Когда Чезаре впервые поцеловал ее так — не она, а он?.. Кажется, лет шесть или семь назад, когда ему было четырнадцать. Тонкий, стройный подросток, тянущийся вверх, словно Кипарис из легенды. Тогда, в пятнадцать-семнадцать лет, он часто наряжался Кипарисом на карнавалы: попросту накидывал греческую тунику и надевал венок из листьев «своего» дерева. «Почему бы тебе не нарядиться Гиацинтом, любовь моя?» — с улыбкой спрашивала его Ванноцца, и подросток отвечал, смеясь, «Чтобы какой-нибудь Аполлон насмерть зашиб меня диском?! Мама, как ты жестока!». А тот поцелуй... Ванноцца помнила: очередная стычка преступных группировок, под властью которых тогда находился Рим, хмурый Родриго, мрачно обещающий себе самому, что наведет в городе порядок, как только безвольный Иннокентий отправится на тот свет.
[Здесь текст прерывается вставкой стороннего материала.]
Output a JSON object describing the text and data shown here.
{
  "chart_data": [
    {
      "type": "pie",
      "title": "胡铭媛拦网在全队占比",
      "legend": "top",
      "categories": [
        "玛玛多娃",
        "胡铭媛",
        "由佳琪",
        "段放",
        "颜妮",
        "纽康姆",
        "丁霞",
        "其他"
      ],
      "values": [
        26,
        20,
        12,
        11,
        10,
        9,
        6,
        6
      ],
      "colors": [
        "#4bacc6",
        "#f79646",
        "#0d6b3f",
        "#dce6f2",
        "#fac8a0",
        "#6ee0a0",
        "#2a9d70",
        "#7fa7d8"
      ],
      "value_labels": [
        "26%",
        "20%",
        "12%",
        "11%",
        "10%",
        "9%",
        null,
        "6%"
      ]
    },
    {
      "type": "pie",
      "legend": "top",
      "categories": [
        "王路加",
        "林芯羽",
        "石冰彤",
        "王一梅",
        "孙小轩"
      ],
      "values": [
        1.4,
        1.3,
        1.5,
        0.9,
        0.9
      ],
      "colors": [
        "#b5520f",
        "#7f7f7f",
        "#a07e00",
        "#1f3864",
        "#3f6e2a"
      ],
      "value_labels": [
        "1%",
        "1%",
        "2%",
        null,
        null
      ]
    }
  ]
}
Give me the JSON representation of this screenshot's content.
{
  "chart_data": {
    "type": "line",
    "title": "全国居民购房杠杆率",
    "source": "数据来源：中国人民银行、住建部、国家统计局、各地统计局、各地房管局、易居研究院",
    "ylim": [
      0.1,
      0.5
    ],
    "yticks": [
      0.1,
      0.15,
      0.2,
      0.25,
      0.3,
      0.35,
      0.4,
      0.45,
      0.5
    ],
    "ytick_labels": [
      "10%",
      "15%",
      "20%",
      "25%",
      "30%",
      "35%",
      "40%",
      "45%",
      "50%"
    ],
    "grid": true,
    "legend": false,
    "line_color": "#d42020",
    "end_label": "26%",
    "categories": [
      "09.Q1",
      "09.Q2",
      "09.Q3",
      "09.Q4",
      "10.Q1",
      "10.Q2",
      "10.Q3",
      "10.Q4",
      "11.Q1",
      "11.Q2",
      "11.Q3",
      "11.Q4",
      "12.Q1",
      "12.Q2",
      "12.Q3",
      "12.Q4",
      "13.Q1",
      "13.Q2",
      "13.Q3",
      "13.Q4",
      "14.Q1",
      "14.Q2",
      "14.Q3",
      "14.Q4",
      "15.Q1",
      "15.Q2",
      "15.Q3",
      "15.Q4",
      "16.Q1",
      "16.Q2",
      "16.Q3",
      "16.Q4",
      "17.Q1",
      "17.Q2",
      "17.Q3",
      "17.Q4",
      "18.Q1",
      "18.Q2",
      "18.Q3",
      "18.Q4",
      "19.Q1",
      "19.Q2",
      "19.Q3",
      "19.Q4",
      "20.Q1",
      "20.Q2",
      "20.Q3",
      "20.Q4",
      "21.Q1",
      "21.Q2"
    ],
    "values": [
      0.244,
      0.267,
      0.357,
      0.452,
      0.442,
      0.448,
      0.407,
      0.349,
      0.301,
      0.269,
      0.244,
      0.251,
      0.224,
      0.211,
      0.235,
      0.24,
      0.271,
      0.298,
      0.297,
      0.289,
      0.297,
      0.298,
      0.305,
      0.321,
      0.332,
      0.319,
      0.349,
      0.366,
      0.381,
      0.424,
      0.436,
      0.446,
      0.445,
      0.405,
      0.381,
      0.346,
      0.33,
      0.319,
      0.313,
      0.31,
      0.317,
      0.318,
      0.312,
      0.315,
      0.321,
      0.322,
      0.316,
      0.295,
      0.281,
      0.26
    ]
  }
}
За окном — отблески пламени, крики и звуки борьбы. Чезаре властно бросает домашним музыкантам, чтобы играли громче и развлекали крошку-Лукрецию. А сам накидывает плащ и готовится ступить на огнем охваченные улицы. Ванноцца вскидывается, бросается к нему, хватает за плечи: «Сынок, не надо! Родриго, у тебя сердца нет!». Муж (в мыслях она часто зовет его мужем) не успевает ответить, потому что сын разворачивает ее лицо к себе и поднимает за подбородок. Рука твердая, не дает опустить голову, не дает отвести глаз. «Не волнуйся, мама, — у него живые глаза, и она видит всю смесь эмоций, что он испытывает, но главное в них — желание успокоить ее... и чтобы она ему подчинилась. — Я вернусь очень быстро. Ты даже ничего не заметишь, я обещаю. Иди, поиграй с Лукрецией. Я не хочу, чтобы она плакала».
Его губы на несколько долгих секунд прижимаются к ее лбу... А потом Чезаре тенью выскальзывает на улицы Рима. И Ванноцце не остается ничего, кроме как играть с Лукрецией, как он и просил, бросать за окно тревожные взгляды и ненавидеть Родриго за бессердечие.
Они поехали в город в экипаже, конечно же, в сопровождении слуг и десятка швейцарцев-телохранителей.
— Им обязательно быть здесь? — слегка поморщилась Ванноцца, устраиваясь в экипаже поудобнее. — После интронизации Родриго вокруг стало слишком много Швейцарии. Я хочу обратно в Италию!
Чезаре рассмеялся шутке и ласково дотронулся до ее подбородка.
— Боюсь, что обязательно. Я забочусь о твоей безопасности.
— Нет, о своей, любовь моя. Зачем врагам нашей семьи могу понадобиться я? — Ванноцца легко пожала плечами, а Чезаре изумленно проследил взглядом за их плавным, элегантным движением.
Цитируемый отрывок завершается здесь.